By Tina E. Akouris
WWR Article Summary (tl;dr) When the dry cleaner asked Tina Akouris: “Are you pregnant again? No? After you had the boys, you were so slim. What happened?” it was yet another blow to her self esteem. Little did the cleaner know “Cancer happened.”
I’ve been borderline obsessive with how I look lately, analyzing what I wear several times before leaving my house, all in an effort to avoid being body shamed for my recent weight gain.

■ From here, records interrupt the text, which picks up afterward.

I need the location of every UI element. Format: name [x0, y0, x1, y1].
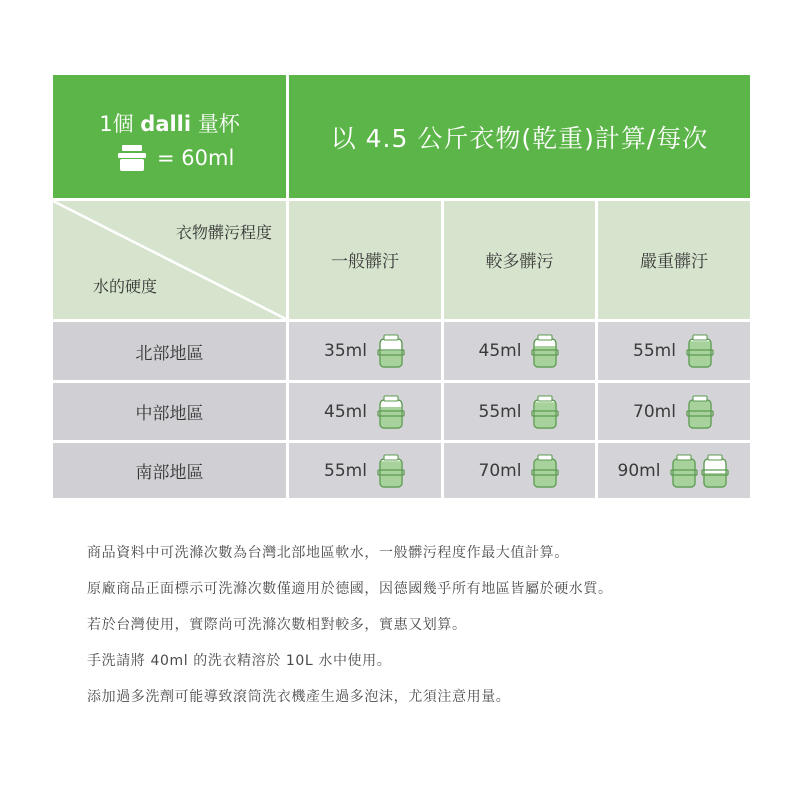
- cup-label: 量杯: [197, 112, 240, 136]
- dose-value: 55ml: [633, 341, 676, 361]
- cup-count: 1個: [99, 112, 134, 136]
- row-header-north: [53, 322, 286, 380]
- column-header-label: 嚴重髒汙: [640, 251, 708, 272]
- cup-volume: = 60ml: [157, 146, 235, 170]
- dose-cell: [598, 443, 750, 498]
- measuring-cup-icon: [376, 454, 406, 488]
- dose-value: 45ml: [478, 341, 522, 361]
- dosage-table: [53, 75, 750, 498]
- dirt-level-label: 衣物髒污程度: [175, 223, 272, 242]
- column-header-more: [444, 201, 595, 319]
- dose-cell: [289, 383, 441, 440]
- brand-logo: dalli: [140, 112, 192, 136]
- measuring-cup-icon: [530, 395, 560, 429]
- column-header-label: 較多髒污: [485, 251, 554, 272]
- cup-icons: [375, 334, 406, 368]
- row-header-central: [53, 383, 286, 440]
- column-header-normal: [289, 201, 441, 319]
- dose-value: 35ml: [324, 341, 367, 361]
- cup-icons: [684, 395, 715, 429]
- dose-value: 45ml: [324, 401, 367, 422]
- region-label: 南部地區: [135, 463, 204, 483]
- notes: [87, 543, 777, 723]
- row-header-south: [53, 443, 286, 498]
- cup-icons: [375, 395, 406, 429]
- cup-icons: [668, 454, 730, 488]
- diagonal-divider: [53, 201, 286, 319]
- note-line: 手洗請將 40ml 的洗衣精溶於 10L 水中使用。: [87, 653, 392, 669]
- cup-measure-header: [53, 75, 286, 198]
- dose-cell: [289, 322, 441, 380]
- column-header-heavy: [598, 201, 750, 319]
- measuring-cup-icon: [669, 454, 699, 488]
- cup-equation: [117, 145, 234, 171]
- measuring-cup-icon: [376, 395, 406, 429]
- measuring-cup-icon: [376, 334, 406, 368]
- note-line: 若於台灣使用，實際尚可洗滌次數相對較多，實惠又划算。: [87, 617, 467, 633]
- dose-cell: [598, 383, 750, 440]
- measuring-cup-icon: [117, 145, 147, 171]
- cup-icons: [529, 395, 560, 429]
- measuring-cup-icon: [685, 334, 715, 368]
- table-title-text: 以 4.5 公斤衣物(乾重)計算/每次: [330, 123, 709, 153]
- corner-header: [53, 201, 286, 319]
- measuring-cup-icon: [700, 454, 730, 488]
- dose-cell: [598, 322, 750, 380]
- cup-measure-title: [53, 108, 286, 138]
- dose-cell: [289, 443, 441, 498]
- region-label: 中部地區: [135, 404, 204, 424]
- note-line: 商品資料中可洗滌次數為台灣北部地區軟水，一般髒污程度作最大值計算。: [87, 545, 569, 561]
- dose-cell: [444, 443, 595, 498]
- measuring-cup-icon: [530, 334, 560, 368]
- dose-cell: [444, 383, 595, 440]
- note-line: 添加過多洗劑可能導致滾筒洗衣機產生過多泡沫，尤須注意用量。: [87, 689, 511, 705]
- table-title: [289, 75, 750, 198]
- cup-icons: [684, 334, 715, 368]
- measuring-cup-icon: [530, 454, 560, 488]
- column-header-label: 一般髒汙: [331, 251, 399, 272]
- dose-value: 70ml: [633, 401, 676, 422]
- dose-value: 55ml: [478, 401, 522, 422]
- dose-cell: [444, 322, 595, 380]
- water-hardness-label: 水的硬度: [93, 277, 158, 296]
- cup-icons: [375, 454, 406, 488]
- note-line: 原廠商品正面標示可洗滌次數僅適用於德國，因德國幾乎所有地區皆屬於硬水質。: [87, 581, 613, 597]
- cup-icons: [529, 454, 560, 488]
- measuring-cup-icon: [685, 395, 715, 429]
- cup-icons: [529, 334, 560, 368]
- dose-value: 90ml: [617, 460, 661, 481]
- dose-value: 70ml: [478, 460, 522, 481]
- dose-value: 55ml: [324, 460, 367, 481]
- region-label: 北部地區: [135, 343, 204, 364]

“Look at you, you’re pregnant!” a woman who works at my neighborhood community center recently shouted at me in front of my sons. I was embarrassed and wanted to get out of there as fast as I could.
This happens all the time. I’ve gotten comments from strangers, radiology techs, my dentist, a neighbor, the dry cleaner across the street, the ladies who own the neighborhood coffeehouse, and it’s all the same: They point at my stomach and make the “you look pregnant” comment.

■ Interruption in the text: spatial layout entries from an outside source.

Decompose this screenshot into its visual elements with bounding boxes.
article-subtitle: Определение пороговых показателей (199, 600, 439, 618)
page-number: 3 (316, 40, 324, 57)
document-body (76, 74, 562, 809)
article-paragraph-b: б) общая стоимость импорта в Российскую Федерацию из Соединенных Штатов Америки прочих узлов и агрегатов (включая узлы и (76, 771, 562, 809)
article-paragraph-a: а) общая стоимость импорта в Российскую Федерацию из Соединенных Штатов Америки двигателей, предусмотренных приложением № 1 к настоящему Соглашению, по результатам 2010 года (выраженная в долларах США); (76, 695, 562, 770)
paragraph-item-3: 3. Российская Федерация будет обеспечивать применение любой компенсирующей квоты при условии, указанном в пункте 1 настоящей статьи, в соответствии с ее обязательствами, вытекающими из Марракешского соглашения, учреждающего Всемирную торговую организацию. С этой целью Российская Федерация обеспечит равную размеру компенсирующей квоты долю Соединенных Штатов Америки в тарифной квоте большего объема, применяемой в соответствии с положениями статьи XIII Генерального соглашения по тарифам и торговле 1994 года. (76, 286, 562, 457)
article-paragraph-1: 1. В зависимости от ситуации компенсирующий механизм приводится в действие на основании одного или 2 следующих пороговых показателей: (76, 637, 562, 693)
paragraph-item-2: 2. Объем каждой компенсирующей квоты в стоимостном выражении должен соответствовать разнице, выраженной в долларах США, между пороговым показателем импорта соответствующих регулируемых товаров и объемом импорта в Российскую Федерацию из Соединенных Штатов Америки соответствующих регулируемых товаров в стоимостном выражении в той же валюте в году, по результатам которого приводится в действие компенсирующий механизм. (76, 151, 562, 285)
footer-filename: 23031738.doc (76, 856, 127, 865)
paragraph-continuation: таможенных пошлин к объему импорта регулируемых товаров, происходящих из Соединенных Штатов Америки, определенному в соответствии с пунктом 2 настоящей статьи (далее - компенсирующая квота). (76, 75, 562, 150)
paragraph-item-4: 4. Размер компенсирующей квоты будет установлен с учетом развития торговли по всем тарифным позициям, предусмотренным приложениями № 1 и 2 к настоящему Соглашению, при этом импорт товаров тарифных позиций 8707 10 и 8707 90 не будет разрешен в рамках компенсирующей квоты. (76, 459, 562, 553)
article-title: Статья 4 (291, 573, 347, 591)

“How can you not be pregnant?” the coffee shop owner asked, “when your arms and legs are so thin and your stomach is so big?”
The dry cleaner: “Are you pregnant again? No? After you had the boys, you were so slim. What happened?”
Three years ago this month, I was diagnosed with stage 2 breast cancer. On Dec. 7, 2015, I had a lumpectomy at Loyola University Medical Center in Maywood. After 33 days of radiation therapy, I was put on tamoxifen, which I’ll have to take for 10 years.